As representações sociais são dinâmicas, estão em processo de constante transformação. Como diz Nora, a memória “é suscetível a longas latências e a repentinas revitalizações”. Estas podem ser induzidas pelas aprendizagens da história que, também como nos ensina Nora, “demanda análise e discurso crítico”, nos leva ao estranhamento, nos desestabiliza, nos desconcerta. Nesse sentido, é fundamental considerar a relação entre história e memória para pensar o lugar do ensino de história. O ensino de história é ou pode tornar-se um “lugar de memória”, “onde a memória se refugia, se cristaliza”?

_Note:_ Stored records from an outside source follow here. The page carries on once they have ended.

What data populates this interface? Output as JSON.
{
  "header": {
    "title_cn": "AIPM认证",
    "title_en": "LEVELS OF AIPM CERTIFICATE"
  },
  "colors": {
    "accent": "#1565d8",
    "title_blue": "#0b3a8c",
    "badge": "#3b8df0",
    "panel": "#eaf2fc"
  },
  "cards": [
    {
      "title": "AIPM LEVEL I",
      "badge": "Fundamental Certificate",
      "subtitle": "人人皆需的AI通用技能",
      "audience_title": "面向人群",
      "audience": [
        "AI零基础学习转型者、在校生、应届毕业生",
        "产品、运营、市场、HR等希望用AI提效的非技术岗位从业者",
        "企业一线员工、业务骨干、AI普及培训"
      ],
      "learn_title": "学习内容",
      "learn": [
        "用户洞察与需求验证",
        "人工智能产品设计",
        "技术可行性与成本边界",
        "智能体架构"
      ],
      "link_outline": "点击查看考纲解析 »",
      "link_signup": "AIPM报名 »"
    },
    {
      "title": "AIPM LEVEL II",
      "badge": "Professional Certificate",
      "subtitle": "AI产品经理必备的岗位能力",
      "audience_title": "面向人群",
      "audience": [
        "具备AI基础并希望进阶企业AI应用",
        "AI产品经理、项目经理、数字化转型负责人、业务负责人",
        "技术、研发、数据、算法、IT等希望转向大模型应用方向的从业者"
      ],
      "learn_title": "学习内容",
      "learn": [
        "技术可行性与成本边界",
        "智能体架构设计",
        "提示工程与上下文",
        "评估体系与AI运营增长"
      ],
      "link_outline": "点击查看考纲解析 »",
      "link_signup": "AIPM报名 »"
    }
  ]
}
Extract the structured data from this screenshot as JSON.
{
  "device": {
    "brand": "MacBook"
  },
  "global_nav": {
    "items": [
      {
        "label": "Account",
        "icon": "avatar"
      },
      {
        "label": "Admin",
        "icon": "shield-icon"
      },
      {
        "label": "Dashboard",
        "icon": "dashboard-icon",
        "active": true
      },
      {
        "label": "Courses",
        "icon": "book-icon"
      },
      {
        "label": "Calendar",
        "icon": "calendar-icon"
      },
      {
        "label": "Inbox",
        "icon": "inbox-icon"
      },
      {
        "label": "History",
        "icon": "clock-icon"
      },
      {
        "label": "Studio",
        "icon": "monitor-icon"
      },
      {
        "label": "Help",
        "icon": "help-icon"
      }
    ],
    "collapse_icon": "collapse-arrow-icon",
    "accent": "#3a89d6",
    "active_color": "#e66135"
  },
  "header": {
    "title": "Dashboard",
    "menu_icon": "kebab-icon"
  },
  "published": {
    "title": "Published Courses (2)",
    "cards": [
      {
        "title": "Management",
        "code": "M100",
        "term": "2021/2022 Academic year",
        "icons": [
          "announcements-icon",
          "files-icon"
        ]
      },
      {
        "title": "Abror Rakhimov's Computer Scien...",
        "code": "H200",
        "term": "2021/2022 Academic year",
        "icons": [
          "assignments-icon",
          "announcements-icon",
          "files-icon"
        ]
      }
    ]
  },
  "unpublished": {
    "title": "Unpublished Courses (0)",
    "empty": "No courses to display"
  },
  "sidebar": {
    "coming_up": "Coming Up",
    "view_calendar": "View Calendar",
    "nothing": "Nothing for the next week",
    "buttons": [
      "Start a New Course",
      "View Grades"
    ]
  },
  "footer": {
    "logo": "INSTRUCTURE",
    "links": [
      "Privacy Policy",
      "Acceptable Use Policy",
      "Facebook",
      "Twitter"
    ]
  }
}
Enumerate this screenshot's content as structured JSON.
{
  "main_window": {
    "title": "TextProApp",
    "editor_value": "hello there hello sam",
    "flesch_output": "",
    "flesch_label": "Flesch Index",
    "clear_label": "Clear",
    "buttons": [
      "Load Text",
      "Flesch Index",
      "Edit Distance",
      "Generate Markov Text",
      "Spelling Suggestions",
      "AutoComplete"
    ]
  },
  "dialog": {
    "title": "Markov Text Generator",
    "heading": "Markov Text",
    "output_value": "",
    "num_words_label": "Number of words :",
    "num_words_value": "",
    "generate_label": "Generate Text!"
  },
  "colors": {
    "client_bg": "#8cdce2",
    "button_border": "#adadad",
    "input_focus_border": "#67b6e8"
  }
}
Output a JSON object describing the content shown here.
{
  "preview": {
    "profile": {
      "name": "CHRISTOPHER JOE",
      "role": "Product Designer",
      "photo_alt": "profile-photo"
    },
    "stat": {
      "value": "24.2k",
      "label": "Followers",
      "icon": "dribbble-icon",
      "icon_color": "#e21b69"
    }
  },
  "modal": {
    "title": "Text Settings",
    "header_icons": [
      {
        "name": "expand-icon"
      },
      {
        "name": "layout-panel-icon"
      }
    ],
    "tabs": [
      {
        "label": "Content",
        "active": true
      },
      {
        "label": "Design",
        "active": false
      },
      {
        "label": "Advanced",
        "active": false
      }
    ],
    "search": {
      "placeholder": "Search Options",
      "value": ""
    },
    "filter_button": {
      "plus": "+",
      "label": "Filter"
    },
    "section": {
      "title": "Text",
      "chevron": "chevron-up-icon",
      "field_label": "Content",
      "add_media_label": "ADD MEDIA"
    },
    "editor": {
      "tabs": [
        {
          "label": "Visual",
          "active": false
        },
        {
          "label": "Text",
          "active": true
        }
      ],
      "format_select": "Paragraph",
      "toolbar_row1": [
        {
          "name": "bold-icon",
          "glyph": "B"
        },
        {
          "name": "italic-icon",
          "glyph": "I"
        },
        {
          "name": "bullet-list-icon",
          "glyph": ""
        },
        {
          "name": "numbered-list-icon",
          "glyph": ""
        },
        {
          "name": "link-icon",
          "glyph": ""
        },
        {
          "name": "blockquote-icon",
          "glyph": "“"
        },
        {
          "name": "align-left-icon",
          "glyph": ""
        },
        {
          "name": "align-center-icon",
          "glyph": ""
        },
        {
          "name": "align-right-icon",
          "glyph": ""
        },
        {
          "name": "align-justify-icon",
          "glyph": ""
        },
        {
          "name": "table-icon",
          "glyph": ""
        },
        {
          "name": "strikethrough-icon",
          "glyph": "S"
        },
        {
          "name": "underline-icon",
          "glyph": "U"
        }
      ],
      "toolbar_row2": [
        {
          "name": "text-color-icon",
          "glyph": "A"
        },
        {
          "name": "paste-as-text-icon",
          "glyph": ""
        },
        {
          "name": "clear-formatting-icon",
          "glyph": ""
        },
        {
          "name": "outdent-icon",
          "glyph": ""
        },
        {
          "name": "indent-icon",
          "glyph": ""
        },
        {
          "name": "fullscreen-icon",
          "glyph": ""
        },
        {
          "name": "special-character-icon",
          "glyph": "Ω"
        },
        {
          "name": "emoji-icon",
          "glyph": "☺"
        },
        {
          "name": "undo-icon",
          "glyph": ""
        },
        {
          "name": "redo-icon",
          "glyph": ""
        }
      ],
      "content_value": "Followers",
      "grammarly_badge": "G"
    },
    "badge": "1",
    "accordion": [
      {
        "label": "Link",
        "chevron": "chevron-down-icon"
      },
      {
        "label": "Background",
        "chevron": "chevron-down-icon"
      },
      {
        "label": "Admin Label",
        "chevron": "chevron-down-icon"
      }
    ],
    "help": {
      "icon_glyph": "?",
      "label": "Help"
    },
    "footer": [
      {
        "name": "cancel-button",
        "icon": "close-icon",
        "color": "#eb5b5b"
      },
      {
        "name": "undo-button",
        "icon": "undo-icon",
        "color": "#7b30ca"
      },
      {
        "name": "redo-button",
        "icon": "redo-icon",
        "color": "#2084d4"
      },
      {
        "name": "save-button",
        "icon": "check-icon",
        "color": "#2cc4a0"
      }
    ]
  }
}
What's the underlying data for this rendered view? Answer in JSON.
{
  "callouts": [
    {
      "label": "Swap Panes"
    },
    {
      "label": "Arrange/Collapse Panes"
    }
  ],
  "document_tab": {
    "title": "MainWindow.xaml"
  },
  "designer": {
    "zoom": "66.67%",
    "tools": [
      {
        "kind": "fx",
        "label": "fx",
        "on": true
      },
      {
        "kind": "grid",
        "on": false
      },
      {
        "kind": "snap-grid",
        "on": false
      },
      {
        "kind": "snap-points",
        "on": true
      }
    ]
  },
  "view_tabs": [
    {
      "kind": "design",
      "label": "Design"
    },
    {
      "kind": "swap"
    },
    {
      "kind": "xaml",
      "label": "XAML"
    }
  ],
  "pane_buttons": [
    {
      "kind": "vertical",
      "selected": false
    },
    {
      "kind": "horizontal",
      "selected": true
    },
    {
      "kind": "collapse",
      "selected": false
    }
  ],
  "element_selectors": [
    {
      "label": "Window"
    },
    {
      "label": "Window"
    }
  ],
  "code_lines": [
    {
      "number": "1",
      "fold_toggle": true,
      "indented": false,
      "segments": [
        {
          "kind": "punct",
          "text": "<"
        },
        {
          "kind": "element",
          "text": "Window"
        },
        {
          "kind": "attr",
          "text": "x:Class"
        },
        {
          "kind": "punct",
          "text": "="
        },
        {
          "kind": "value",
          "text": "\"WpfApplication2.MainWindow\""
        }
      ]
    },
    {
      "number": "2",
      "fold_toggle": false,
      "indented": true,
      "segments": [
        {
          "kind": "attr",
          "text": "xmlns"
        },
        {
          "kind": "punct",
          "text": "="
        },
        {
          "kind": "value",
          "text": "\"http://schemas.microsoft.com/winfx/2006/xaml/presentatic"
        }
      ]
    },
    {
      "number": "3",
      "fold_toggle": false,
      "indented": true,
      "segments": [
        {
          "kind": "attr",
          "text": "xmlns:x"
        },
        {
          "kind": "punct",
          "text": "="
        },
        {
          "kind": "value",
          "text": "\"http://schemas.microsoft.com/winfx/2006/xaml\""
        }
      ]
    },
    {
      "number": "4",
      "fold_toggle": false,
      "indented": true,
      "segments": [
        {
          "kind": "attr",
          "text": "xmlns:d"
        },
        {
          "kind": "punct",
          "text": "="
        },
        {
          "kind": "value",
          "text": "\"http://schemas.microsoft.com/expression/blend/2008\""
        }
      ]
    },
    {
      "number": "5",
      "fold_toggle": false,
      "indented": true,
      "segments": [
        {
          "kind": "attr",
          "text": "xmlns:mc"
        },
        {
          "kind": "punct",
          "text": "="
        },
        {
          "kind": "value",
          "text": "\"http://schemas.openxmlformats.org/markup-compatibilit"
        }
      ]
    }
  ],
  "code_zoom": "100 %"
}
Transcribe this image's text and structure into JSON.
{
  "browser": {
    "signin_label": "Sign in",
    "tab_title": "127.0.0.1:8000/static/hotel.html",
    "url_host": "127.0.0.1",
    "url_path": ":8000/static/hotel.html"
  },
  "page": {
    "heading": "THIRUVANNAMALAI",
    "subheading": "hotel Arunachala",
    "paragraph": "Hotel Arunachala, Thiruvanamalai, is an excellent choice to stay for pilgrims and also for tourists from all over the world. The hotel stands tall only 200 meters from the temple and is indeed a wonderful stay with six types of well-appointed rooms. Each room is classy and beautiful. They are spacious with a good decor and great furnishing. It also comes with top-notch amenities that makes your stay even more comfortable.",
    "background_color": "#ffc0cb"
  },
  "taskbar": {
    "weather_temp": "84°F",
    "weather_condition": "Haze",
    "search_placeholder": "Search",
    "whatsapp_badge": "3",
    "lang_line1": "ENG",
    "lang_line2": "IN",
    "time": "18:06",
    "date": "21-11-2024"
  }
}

Nora explica que os lugares de memória nascem e vivem de um sentimento de que não há mais memória espontânea nas sociedades atuais, que é preciso “organizar os arquivos, manter os aniversários, organizar as celebrações”, pois a aceleração do tempo – o presentismo – nos faz esquecer ou desconsiderar o passado.

O ensino de história é, potencialmente, um lugar onde memórias se entrecruzam, dialogam, entram em conflito; lugar no qual, também, se busca a afirmação e registro ou se desenvolvem embates entre versões e teorias sobre as sociedades, a política e o mundo. “Lugar de fronteira”, que possibilita o diálogo entre memórias e “história conhecimento escolar”, com aprofundamento, ampliação, crítica e reelaboração para uso no cotidiano.

Defendo que o ensino de história não é um lugar de memória no sentido atribuído por Nora – lugar onde memórias se cristalizam – se trabalhamos em perspectiva crítica, através da qual as memórias espontâneas de nossos alunos são mobilizadas, tornam-se objeto de estudo e de possibilidades de recriação. O ensino de história é “lugar de fronteira” entre história e memória, no qual a primeira deflagra análises, reflexões e novas compreensões.

No contexto da aula e das atividades, cabe ao professor trabalhar o “pensamento histórico” para o questionamento de verdades estabelecidas e a busca da compreensão da historicidade da vida social. Novos saberes são construídos pelos alunos, saberes esses que, ao se tornarem conhecimento cotidiano, podem vir a ser instrumentos de libertação ou resistência, assim como podem servir para a legitimação de poderes instituídos. As definições e opções dos professores no seu fazer marcam e orientam as diferentes abordagens e encaminhamentos. Como afirma Hobsbawm, professores de história são cada vez mais necessários.